In 1995, in collaboration with Canadian agencies, 14 wolves were captured in Jasper national park and brought to Yellowstone. Smith recalls that as they transported the wolves through the park in horse trailers, people lined the roads to be part of the historic event. “Every time we stopped, visitors would come up and ask if they could pose next to the trailer. You couldn’t even see the wolves in there, but people wanted photos. That’s the presence and magic that wolves have, and that’s the first time we all felt that.”
In Yellowstone, the wolves were kept in acclimation pens for several weeks to keep their homing instincts from leading them back to Canada. Shortly after the pens were opened, though, wolf No 10 headed north and crossed the border into Montana, followed by No 9, his mate, pregnant with pups. He was illegally shot by a rancher, but she and her eight pups were rescued and moved back to the safety of park boundaries. Their bloodline can be traced to most of the wolves in the park to this day.
Scientists always knew that as the top predator, wolves were the missing piece in this ecosystem. But they were astonished at how quickly their return stimulated a transformation. The elk and deer populations started responding immediately. Within about 10 years, willows rebounded. In 20, the aspen began flourishing. Riverbanks stabilized. Songbirds returned as did beavers, eagles, foxes and badgers. “And those are just the things we have the time and funding to study,” said Smith. “There are probably myriad other effects just waiting to be discovered.”
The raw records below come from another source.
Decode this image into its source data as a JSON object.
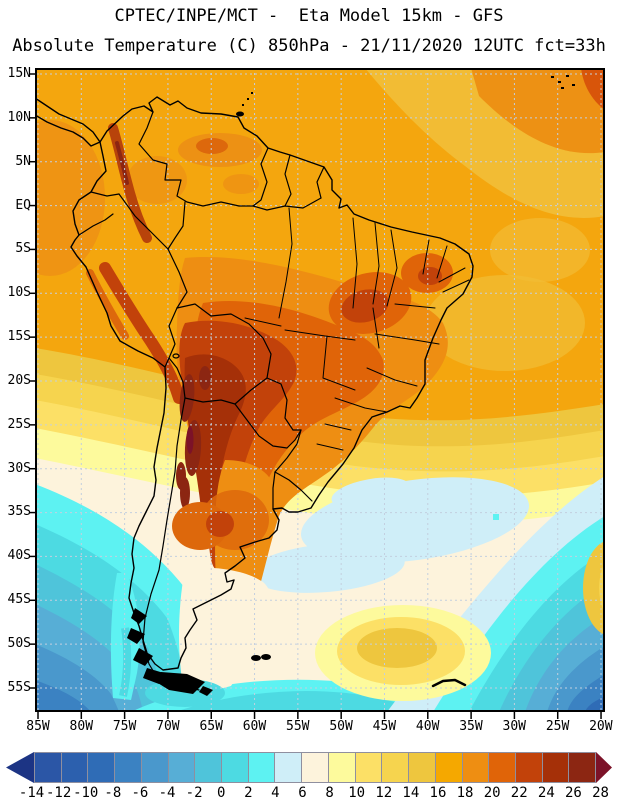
{
  "header": {
    "title_line1": "CPTEC/INPE/MCT -  Eta Model 15km - GFS",
    "title_line2": "Absolute Temperature (C) 850hPa - 21/11/2020 12UTC fct=33h"
  },
  "map": {
    "region": "South America",
    "lat_labels": [
      "15N",
      "10N",
      "5N",
      "EQ",
      "5S",
      "10S",
      "15S",
      "20S",
      "25S",
      "30S",
      "35S",
      "40S",
      "45S",
      "50S",
      "55S"
    ],
    "lon_labels": [
      "85W",
      "80W",
      "75W",
      "70W",
      "65W",
      "60W",
      "55W",
      "50W",
      "45W",
      "40W",
      "35W",
      "30W",
      "25W",
      "20W"
    ],
    "gridline_color": "#c3cfdf",
    "border_color": "#000000"
  },
  "colorbar": {
    "tick_labels": [
      "-14",
      "-12",
      "-10",
      "-8",
      "-6",
      "-4",
      "-2",
      "0",
      "2",
      "4",
      "6",
      "8",
      "10",
      "12",
      "14",
      "16",
      "18",
      "20",
      "22",
      "24",
      "26",
      "28"
    ],
    "segment_colors": [
      "#2B56A6",
      "#2C60AE",
      "#2F6CB6",
      "#3B82C2",
      "#4A98CC",
      "#57AED6",
      "#4FC4DA",
      "#4DDAE2",
      "#5DF2F2",
      "#CFEEF8",
      "#FDF3DC",
      "#FDFA9C",
      "#FCE066",
      "#F6D44E",
      "#EEC63E",
      "#F5A800",
      "#EE8E12",
      "#E06408",
      "#C2420A",
      "#A53008",
      "#8C2612"
    ],
    "arrow_left_color": "#1C3484",
    "arrow_right_color": "#7C1228",
    "units": "C"
  },
  "chart_data": {
    "type": "heatmap",
    "title": "Absolute Temperature (C) 850hPa",
    "model": "Eta Model 15km - GFS",
    "valid": "21/11/2020 12UTC fct=33h",
    "units": "C",
    "scale": {
      "min": -14,
      "max": 28,
      "step": 2
    },
    "lat_range": [
      "15N",
      "55S"
    ],
    "lon_range": [
      "85W",
      "20W"
    ],
    "approx_field_readings": [
      {
        "region": "Tropical Atlantic and Amazon basin",
        "value_c": "16 to 20"
      },
      {
        "region": "Central Brazil, Bolivia, Paraguay, N Argentina",
        "value_c": "20 to 26"
      },
      {
        "region": "Andes of Bolivia / N Chile / NW Argentina",
        "value_c": "26 to 28"
      },
      {
        "region": "Central Argentina warm tongue",
        "value_c": "18 to 22"
      },
      {
        "region": "Uruguay and S Brazil coast",
        "value_c": "10 to 16"
      },
      {
        "region": "Patagonia",
        "value_c": "6 to 10"
      },
      {
        "region": "SE Pacific southwest corner",
        "value_c": "-8 to 4"
      },
      {
        "region": "S Atlantic southeast corner",
        "value_c": "-10 to 6"
      },
      {
        "region": "Mid-latitude S Atlantic",
        "value_c": "4 to 8"
      }
    ]
  }
}
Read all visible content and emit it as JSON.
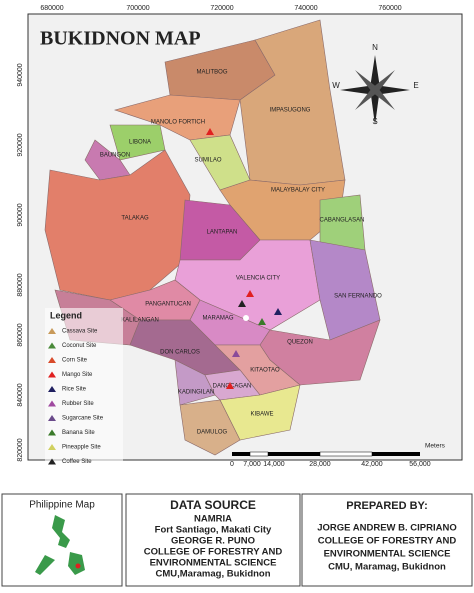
{
  "map": {
    "title": "BUKIDNON MAP",
    "x_labels": [
      "680000",
      "700000",
      "720000",
      "740000",
      "760000"
    ],
    "y_labels": [
      "940000",
      "920000",
      "900000",
      "880000",
      "860000",
      "840000",
      "820000"
    ],
    "regions": [
      "MALITBOG",
      "IMPASUGONG",
      "MANOLO FORTICH",
      "LIBONA",
      "SUMILAO",
      "BAUNGON",
      "TALAKAG",
      "MALAYBALAY CITY",
      "CABANGLASAN",
      "LANTAPAN",
      "VALENCIA CITY",
      "SAN FERNANDO",
      "PANGANTUCAN",
      "KALILANGAN",
      "MARAMAG",
      "QUEZON",
      "DON CARLOS",
      "KITAOTAO",
      "KADINGILAN",
      "DANGCAGAN",
      "KIBAWE",
      "DAMULOG"
    ],
    "compass": {
      "n": "N",
      "s": "S",
      "e": "E",
      "w": "W"
    },
    "scale": {
      "labels": [
        "0",
        "7,000",
        "14,000",
        "28,000",
        "42,000",
        "56,000"
      ],
      "unit": "Meters"
    }
  },
  "legend": {
    "title": "Legend",
    "items": [
      "Cassava Site",
      "Coconut Site",
      "Corn Site",
      "Mango Site",
      "Rice Site",
      "Rubber Site",
      "Sugarcane Site",
      "Banana Site",
      "Pineapple Site",
      "Coffee Site"
    ]
  },
  "footer": {
    "inset_title": "Philippine Map",
    "source": {
      "title": "DATA SOURCE",
      "lines": [
        "NAMRIA",
        "Fort Santiago, Makati City",
        "GEORGE R. PUNO",
        "COLLEGE OF FORESTRY AND",
        "ENVIRONMENTAL SCIENCE",
        "CMU,Maramag, Bukidnon"
      ]
    },
    "prepared": {
      "title": "PREPARED BY:",
      "lines": [
        "JORGE ANDREW B. CIPRIANO",
        "COLLEGE OF FORESTRY AND",
        "ENVIRONMENTAL SCIENCE",
        "CMU, Maramag, Bukidnon"
      ]
    }
  }
}
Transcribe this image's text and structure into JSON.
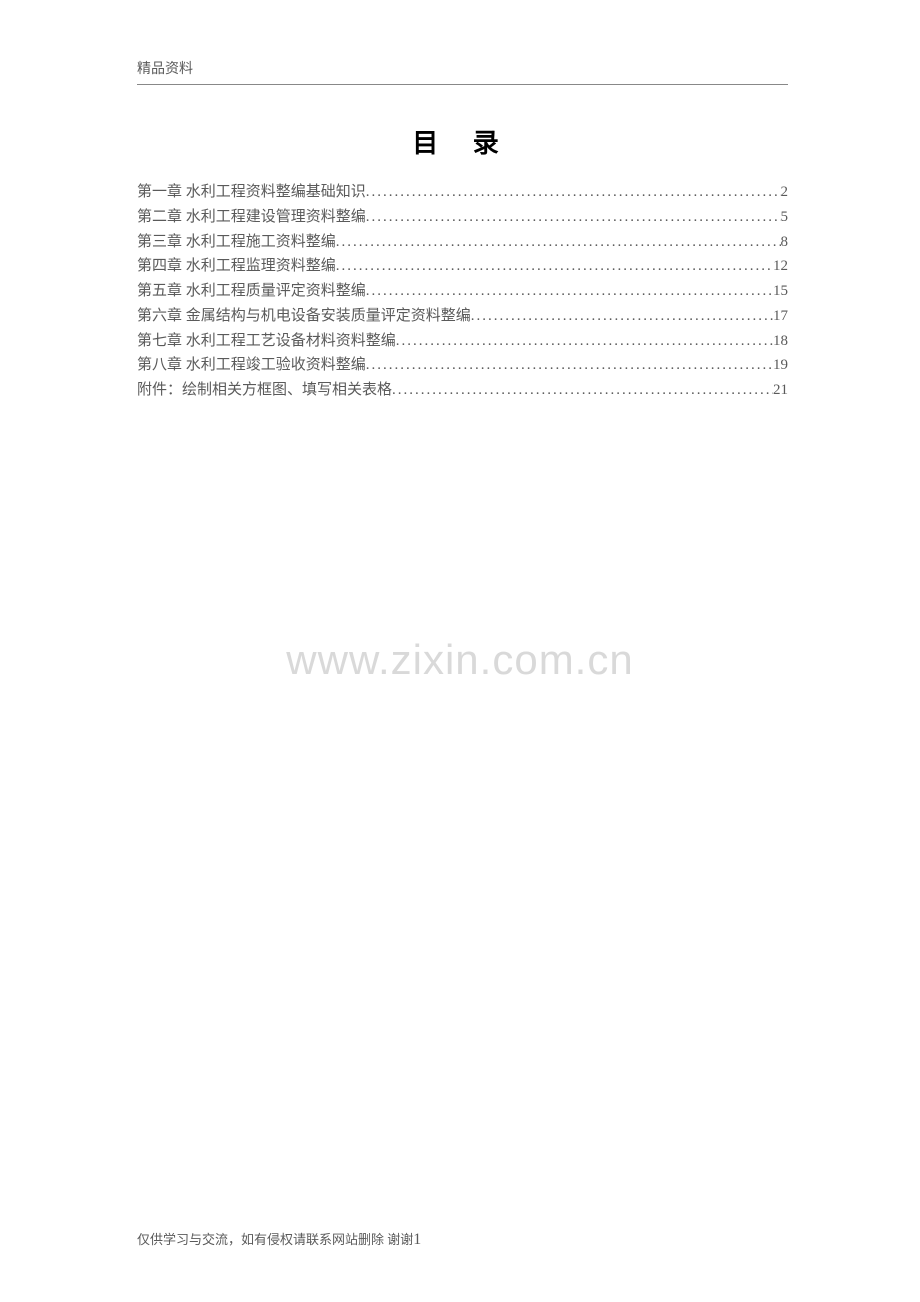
{
  "header": {
    "label": "精品资料"
  },
  "title": "目 录",
  "toc": {
    "entries": [
      {
        "label": "第一章 水利工程资料整编基础知识",
        "page": "2"
      },
      {
        "label": "第二章 水利工程建设管理资料整编",
        "page": "5"
      },
      {
        "label": "第三章 水利工程施工资料整编",
        "page": "8"
      },
      {
        "label": "第四章 水利工程监理资料整编",
        "page": "12"
      },
      {
        "label": "第五章 水利工程质量评定资料整编",
        "page": "15"
      },
      {
        "label": "第六章 金属结构与机电设备安装质量评定资料整编",
        "page": "17"
      },
      {
        "label": "第七章 水利工程工艺设备材料资料整编",
        "page": "18"
      },
      {
        "label": "第八章 水利工程竣工验收资料整编",
        "page": "19"
      },
      {
        "label": "附件：绘制相关方框图、填写相关表格",
        "page": "21"
      }
    ]
  },
  "watermark": "www.zixin.com.cn",
  "footer": {
    "text": "仅供学习与交流，如有侵权请联系网站删除 谢谢",
    "pagenum": "1"
  },
  "colors": {
    "text_gray": "#5a5a5a",
    "text_black": "#000000",
    "watermark_gray": "#d9d9d9",
    "border_gray": "#888888",
    "background": "#ffffff"
  },
  "typography": {
    "header_fontsize": 14,
    "title_fontsize": 26,
    "toc_fontsize": 15,
    "footer_fontsize": 13,
    "watermark_fontsize": 42
  }
}
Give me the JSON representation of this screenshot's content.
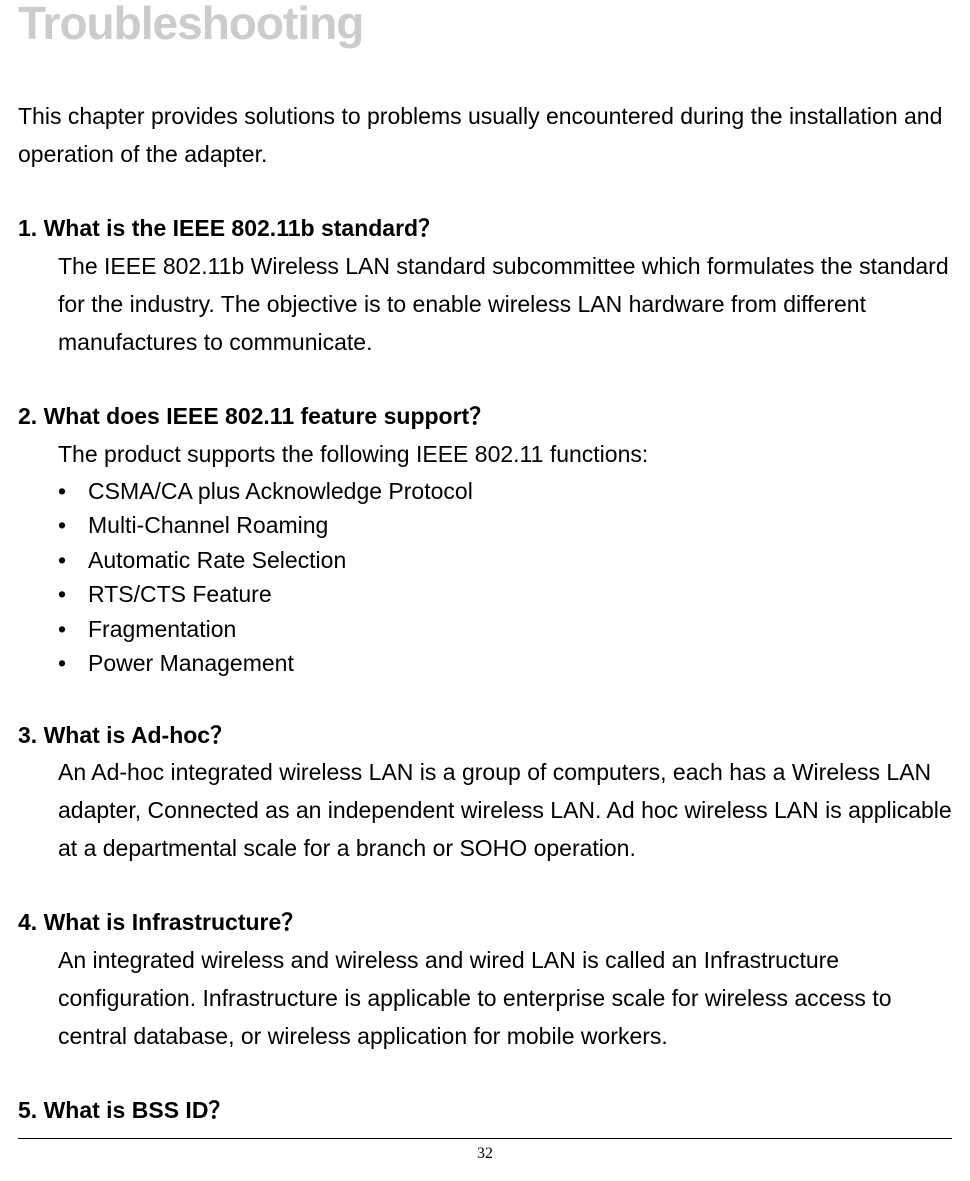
{
  "heading": "Troubleshooting",
  "intro": "This chapter provides solutions to problems usually encountered during the installation and operation of the adapter.",
  "q1": {
    "question": "1. What is the IEEE 802.11b standard？",
    "answer": "The IEEE 802.11b Wireless LAN standard subcommittee which formulates the standard for the industry. The objective is to enable wireless LAN hardware from different manufactures to communicate."
  },
  "q2": {
    "question": "2. What does IEEE 802.11 feature support？",
    "intro": "The product supports the following IEEE 802.11 functions:",
    "bullets": {
      "b1": "CSMA/CA plus Acknowledge Protocol",
      "b2": "Multi-Channel Roaming",
      "b3": "Automatic Rate Selection",
      "b4": "RTS/CTS Feature",
      "b5": "Fragmentation",
      "b6": "Power Management"
    }
  },
  "q3": {
    "question": "3. What is Ad-hoc？",
    "answer": "An Ad-hoc integrated wireless LAN is a group of computers, each has a Wireless LAN adapter, Connected as an independent wireless LAN. Ad hoc wireless LAN is applicable at a departmental scale for a branch or SOHO operation."
  },
  "q4": {
    "question": "4. What is Infrastructure？",
    "answer": "An integrated wireless and wireless and wired LAN is called an Infrastructure configuration. Infrastructure is applicable to enterprise scale for wireless access to central database, or wireless application for mobile workers."
  },
  "q5": {
    "question": "5. What is BSS ID？"
  },
  "pageNumber": "32",
  "colors": {
    "heading": "#cccccc",
    "text": "#000000",
    "background": "#ffffff",
    "footerBorder": "#000000"
  }
}
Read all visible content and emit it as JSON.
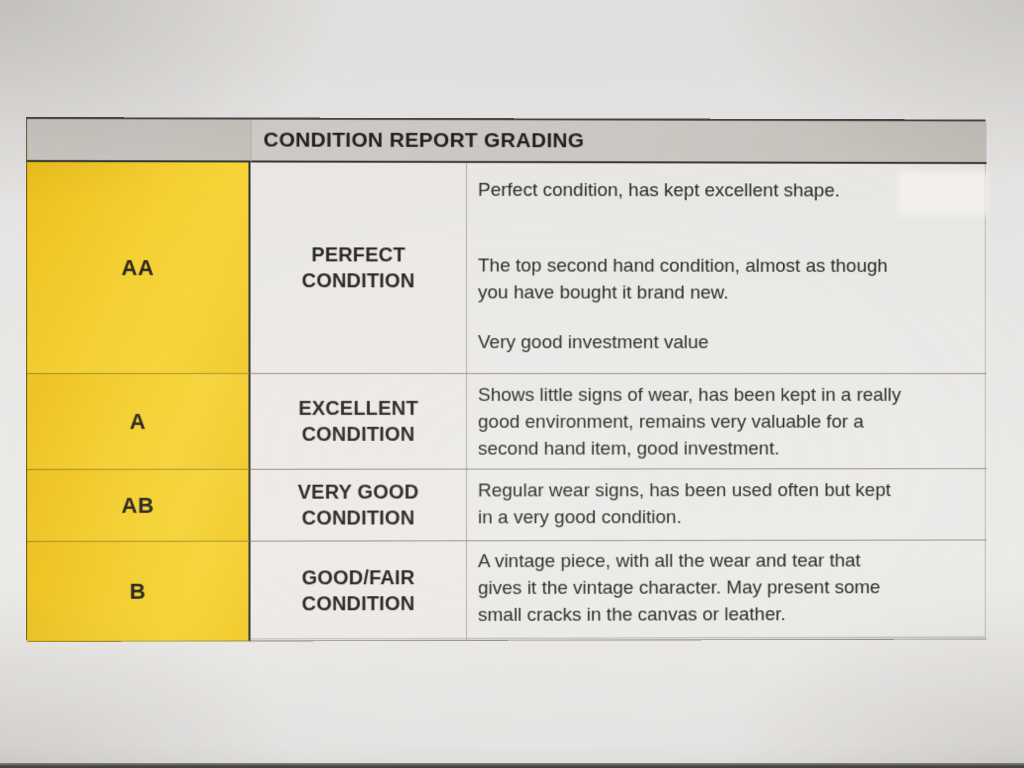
{
  "document": {
    "title": "CONDITION REPORT GRADING",
    "rows": [
      {
        "grade": "AA",
        "label": "PERFECT\nCONDITION",
        "descriptions": [
          "Perfect condition, has kept excellent shape.",
          "The top second hand condition, almost as though\nyou have bought it brand new.",
          "Very good investment value"
        ]
      },
      {
        "grade": "A",
        "label": "EXCELLENT\nCONDITION",
        "descriptions": [
          "Shows little signs of wear, has been kept in a really\ngood environment, remains very valuable for a\nsecond hand item, good investment."
        ]
      },
      {
        "grade": "AB",
        "label": "VERY GOOD\nCONDITION",
        "descriptions": [
          "Regular wear signs, has been used often but kept\nin a very good condition."
        ]
      },
      {
        "grade": "B",
        "label": "GOOD/FAIR\nCONDITION",
        "descriptions": [
          "A vintage piece, with all the wear and tear that\ngives it the vintage character. May present some\nsmall cracks in the canvas or leather."
        ]
      }
    ],
    "colors": {
      "grade_column_yellow": "#f2ca28",
      "header_gray": "#c9c5c0",
      "paper": "#e8e6e4",
      "text": "#22201c"
    }
  }
}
While the restoration of wolves in Yellowstone has cost about $30m, wolf ecotourism brings in $35m annually, in an economic boom for the surrounding communities. Yellowstone is unique in the world as the best place to observe wild wolves, which are generally shy, reclusive and favor remote areas. This is as true for scientists as it is tourists, and as a result, wolf research in the park is considered far more advanced than anywhere else.
Wolves have repopulated parts of their historic range as far south as Colorado, where evidence of a pack was just discovered earlier this month, as far west as Mount Lassen in northern California, and to the doorsteps of the Cascades in eastern Oregon and Washington.
“It truly is going to go down in my career as one of those defining moments I was proud of to be part of from the beginning, that’s shaping the politics of conservation,” said Jamie Rappaport Clark, president and CEO of Defenders of Wildlife, which organized political support and legal actions for reintroduction and remains committed to restoring wolves to their historic ranges.
“At the same time, it’s not finished. We have not restored wolves to where they can and should be where it’s ecologically correct. We still have a lot of conflict, and concerns.” If state plans weren’t so “over-controlling, wolves would be running over the spine of the Rockies into the south-west today”.
When wolves were deemed recovered enough to be removed from the endangered species list, management of populations was left to each state. In Wyoming, people are allowed to shoot wolves on sight outside the borders of national parks. In Montana, it is permissible with a hunting permit.
Regardless of the challenges ahead, the thriving wolves in Yellowstone illustrate the success of the Endangered Species Act as a framework to conserve biodiversity, and a hopeful example at a time when the UN has revealed that the planet is on the brink of the sixth mass extinction.
“Absent the ESA, I am certain that wolves would never have come back,” said Clark. “Nearly 2,000 species would likely be extinct if they didn’t have the backstop of the ESA, which is this country’s commitment to the conservation and restoration of biodiversity within our borders.”
“It’s our conscience, our reminder that we’re responsible for maintaining a healthy planet now and in the future.”